Thompson and the other Tour players who are represented as examples of outstanding athletes in Golf Digest’s May issue — Stacy Lewis, Michelle Wie and Cheyenne Woods — earned their spots in the magazine by working hard to develop bodies that would support and extend their ambitions as professional athletes.  It doesn’t make sense to drape those magnificent bodies in sackcloth.

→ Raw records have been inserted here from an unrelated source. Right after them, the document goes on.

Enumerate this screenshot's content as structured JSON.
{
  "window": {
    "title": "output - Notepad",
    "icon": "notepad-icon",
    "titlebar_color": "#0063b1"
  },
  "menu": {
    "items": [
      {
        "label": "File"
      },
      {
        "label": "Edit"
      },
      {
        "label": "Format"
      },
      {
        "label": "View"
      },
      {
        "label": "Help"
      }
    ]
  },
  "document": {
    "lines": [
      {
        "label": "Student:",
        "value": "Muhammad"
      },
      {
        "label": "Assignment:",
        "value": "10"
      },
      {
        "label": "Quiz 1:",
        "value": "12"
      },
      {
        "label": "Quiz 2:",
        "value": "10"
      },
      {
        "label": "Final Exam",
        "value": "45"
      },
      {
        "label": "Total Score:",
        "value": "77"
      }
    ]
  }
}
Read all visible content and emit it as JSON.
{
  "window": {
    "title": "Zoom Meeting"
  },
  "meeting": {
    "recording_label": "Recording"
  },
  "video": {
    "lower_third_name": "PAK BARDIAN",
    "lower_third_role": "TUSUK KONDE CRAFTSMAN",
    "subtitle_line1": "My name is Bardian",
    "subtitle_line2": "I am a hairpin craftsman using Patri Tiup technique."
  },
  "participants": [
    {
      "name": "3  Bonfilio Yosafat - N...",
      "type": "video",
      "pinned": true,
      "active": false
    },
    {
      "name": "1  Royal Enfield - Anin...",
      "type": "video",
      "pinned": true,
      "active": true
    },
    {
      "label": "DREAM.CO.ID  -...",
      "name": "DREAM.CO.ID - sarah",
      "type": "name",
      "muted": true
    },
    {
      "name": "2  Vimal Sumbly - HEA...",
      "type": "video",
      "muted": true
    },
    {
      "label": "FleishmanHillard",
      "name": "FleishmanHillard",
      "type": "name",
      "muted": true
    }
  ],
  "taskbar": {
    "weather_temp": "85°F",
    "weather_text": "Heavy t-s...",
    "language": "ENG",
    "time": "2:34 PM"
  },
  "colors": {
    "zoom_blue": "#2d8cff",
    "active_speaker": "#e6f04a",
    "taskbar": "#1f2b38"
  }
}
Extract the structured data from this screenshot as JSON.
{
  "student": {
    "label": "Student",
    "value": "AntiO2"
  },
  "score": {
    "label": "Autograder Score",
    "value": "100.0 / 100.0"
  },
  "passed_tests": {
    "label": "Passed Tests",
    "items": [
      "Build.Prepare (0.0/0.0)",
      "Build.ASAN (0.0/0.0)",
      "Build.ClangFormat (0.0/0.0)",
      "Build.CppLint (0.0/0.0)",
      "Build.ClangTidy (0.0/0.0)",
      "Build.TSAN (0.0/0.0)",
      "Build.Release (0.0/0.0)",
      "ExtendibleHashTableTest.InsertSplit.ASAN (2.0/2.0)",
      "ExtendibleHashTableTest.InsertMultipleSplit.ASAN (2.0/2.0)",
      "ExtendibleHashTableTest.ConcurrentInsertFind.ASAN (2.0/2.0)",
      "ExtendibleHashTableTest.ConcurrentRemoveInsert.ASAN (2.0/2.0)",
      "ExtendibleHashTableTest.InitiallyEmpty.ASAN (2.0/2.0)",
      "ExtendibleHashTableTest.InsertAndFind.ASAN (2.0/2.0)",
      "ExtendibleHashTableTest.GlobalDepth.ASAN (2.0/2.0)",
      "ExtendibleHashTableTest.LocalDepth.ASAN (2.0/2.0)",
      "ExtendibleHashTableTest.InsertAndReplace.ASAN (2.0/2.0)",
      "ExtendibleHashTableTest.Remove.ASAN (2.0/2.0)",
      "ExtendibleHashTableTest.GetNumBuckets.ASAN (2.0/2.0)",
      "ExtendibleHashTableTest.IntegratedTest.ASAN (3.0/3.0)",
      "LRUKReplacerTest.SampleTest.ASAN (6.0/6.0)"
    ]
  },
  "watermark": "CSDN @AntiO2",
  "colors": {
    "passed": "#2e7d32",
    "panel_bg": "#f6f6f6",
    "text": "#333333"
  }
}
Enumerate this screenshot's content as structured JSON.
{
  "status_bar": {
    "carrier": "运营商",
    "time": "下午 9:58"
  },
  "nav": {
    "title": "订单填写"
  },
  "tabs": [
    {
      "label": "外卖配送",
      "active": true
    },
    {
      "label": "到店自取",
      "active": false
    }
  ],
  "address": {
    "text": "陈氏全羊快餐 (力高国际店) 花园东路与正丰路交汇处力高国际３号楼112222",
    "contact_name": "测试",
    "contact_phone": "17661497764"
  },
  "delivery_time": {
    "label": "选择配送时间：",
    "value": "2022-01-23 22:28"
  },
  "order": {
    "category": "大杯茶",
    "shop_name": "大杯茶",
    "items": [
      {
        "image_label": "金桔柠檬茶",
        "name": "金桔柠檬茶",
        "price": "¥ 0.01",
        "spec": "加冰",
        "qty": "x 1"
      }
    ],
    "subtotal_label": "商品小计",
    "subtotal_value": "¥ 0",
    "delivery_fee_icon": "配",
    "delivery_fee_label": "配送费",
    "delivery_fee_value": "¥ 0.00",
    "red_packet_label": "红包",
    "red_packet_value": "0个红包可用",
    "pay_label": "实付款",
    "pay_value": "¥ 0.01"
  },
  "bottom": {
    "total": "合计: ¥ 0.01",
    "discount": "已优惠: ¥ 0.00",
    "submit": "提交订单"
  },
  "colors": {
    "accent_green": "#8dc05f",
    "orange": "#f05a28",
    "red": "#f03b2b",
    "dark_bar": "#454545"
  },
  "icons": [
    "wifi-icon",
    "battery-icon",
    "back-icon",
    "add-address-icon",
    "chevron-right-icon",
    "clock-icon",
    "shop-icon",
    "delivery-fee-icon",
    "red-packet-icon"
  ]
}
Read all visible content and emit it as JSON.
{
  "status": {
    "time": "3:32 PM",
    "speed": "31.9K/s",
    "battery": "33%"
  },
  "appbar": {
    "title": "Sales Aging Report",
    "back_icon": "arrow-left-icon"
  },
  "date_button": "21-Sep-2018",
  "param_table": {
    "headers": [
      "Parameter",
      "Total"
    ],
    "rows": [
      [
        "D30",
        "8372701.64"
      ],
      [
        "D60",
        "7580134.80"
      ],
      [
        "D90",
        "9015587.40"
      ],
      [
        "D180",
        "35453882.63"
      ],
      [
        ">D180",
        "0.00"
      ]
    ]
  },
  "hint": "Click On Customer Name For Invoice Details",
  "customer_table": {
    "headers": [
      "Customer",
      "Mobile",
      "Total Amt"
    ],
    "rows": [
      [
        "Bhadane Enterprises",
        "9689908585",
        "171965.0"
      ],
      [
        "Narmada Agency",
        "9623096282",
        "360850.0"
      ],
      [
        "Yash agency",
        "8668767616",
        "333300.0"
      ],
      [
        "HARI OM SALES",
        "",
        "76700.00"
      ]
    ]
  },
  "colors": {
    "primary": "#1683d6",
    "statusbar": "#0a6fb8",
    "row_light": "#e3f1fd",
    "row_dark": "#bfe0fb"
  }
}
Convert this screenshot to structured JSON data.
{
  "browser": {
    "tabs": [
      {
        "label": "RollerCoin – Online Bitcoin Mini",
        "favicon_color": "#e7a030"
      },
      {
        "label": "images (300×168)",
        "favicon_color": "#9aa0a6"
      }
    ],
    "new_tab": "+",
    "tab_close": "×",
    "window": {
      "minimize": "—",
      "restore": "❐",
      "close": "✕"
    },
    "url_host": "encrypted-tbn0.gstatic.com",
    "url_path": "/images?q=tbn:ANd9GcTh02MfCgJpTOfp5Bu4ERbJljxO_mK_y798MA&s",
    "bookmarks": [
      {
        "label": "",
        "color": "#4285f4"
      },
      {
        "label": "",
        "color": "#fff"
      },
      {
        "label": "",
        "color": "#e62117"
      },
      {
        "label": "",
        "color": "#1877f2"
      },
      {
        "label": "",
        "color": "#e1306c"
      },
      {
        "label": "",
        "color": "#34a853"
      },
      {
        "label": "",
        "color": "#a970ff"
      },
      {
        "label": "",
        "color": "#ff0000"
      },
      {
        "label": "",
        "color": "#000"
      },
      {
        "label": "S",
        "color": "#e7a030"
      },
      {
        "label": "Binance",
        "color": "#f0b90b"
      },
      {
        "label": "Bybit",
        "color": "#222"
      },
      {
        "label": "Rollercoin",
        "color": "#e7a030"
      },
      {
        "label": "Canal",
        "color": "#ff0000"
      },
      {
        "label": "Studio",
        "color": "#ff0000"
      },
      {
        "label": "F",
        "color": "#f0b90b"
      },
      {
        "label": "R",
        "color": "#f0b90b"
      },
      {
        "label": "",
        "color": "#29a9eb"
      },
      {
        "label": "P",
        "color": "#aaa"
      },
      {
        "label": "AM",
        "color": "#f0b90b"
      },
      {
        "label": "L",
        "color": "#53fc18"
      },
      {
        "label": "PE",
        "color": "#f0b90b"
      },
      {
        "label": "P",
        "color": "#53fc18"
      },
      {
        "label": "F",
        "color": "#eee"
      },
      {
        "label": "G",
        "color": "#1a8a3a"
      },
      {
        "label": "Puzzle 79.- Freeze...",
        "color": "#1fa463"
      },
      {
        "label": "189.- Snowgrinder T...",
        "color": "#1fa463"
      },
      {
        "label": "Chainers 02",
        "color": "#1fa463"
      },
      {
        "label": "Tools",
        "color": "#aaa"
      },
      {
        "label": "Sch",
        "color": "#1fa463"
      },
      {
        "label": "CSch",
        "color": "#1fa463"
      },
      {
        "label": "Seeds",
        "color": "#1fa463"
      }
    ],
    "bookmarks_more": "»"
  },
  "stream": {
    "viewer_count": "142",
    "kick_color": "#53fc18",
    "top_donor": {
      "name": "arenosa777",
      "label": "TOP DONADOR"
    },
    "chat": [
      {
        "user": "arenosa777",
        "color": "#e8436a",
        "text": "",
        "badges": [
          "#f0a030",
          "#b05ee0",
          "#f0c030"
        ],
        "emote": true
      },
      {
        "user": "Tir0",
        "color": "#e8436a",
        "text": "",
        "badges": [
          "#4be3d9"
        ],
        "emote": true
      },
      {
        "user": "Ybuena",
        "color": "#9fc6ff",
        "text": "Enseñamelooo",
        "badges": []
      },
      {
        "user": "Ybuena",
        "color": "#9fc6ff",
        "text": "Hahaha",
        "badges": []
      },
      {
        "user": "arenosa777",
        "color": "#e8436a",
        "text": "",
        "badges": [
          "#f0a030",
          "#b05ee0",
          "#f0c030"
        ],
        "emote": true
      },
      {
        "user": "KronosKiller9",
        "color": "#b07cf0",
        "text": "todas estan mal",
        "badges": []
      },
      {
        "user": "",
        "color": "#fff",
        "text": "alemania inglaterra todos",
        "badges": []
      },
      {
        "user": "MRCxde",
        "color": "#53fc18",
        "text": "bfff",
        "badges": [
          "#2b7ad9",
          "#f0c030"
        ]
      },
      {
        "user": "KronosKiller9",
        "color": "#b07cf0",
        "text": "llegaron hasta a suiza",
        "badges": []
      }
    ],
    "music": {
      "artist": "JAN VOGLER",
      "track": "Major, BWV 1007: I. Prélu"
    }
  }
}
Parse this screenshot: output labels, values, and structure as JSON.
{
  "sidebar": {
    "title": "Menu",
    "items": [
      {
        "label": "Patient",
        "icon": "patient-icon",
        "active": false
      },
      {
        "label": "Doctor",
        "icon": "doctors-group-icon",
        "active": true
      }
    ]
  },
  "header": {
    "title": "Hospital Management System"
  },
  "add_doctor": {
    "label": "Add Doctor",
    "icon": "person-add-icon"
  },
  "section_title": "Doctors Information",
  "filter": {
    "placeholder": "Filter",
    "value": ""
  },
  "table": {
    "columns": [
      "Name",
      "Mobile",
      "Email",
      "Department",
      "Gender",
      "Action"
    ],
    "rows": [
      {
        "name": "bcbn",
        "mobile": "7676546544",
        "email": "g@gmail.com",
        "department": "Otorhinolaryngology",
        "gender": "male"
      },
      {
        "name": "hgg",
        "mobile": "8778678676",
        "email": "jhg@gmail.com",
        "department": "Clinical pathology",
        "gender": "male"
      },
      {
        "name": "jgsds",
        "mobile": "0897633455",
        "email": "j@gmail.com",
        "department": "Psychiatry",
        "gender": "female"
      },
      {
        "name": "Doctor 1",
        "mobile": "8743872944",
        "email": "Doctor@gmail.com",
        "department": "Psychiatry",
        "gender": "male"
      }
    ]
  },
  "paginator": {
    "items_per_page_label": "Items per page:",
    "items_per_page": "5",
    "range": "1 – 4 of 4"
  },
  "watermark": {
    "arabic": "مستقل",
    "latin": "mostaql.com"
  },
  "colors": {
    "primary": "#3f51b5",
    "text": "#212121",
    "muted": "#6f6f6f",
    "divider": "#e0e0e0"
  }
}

When I reflect on the iconography of Lexi Thompson and Rory McIlroy, who was featured on the cover of Golf Digest’s April edition kilted and posed like a Grecian statue, I’m forced to think beyond the parochial.  To be sure, there is a certain commoditization of these two stunning athletes but then Golf Digest is in the business of selling magazines.  Beyond that basic economic driver, however, what do these images say about the state of the game?  What do they convey about golf’s future?

If Lexi Thompson and Rory McIlroy are representing the face of golf as it again becomes an international olympic sport, and in Golf Digest’s blurbbery as “new models for greatness,” the game that is played by paunchy old men who smoke cigars and replayed in countless smoky 19th holes that are off-limits to the local club’s junior golfers, could be fading into the sunset of the 20th century, replaced by a sport that demands fitness and worships youth.

Is this an updated Greatest Game Ever Played scenario, a remake of young Frances Oulmet’s triumph over the stogie-smoking, whiskey-drinking Harry Vardon?  Perhaps.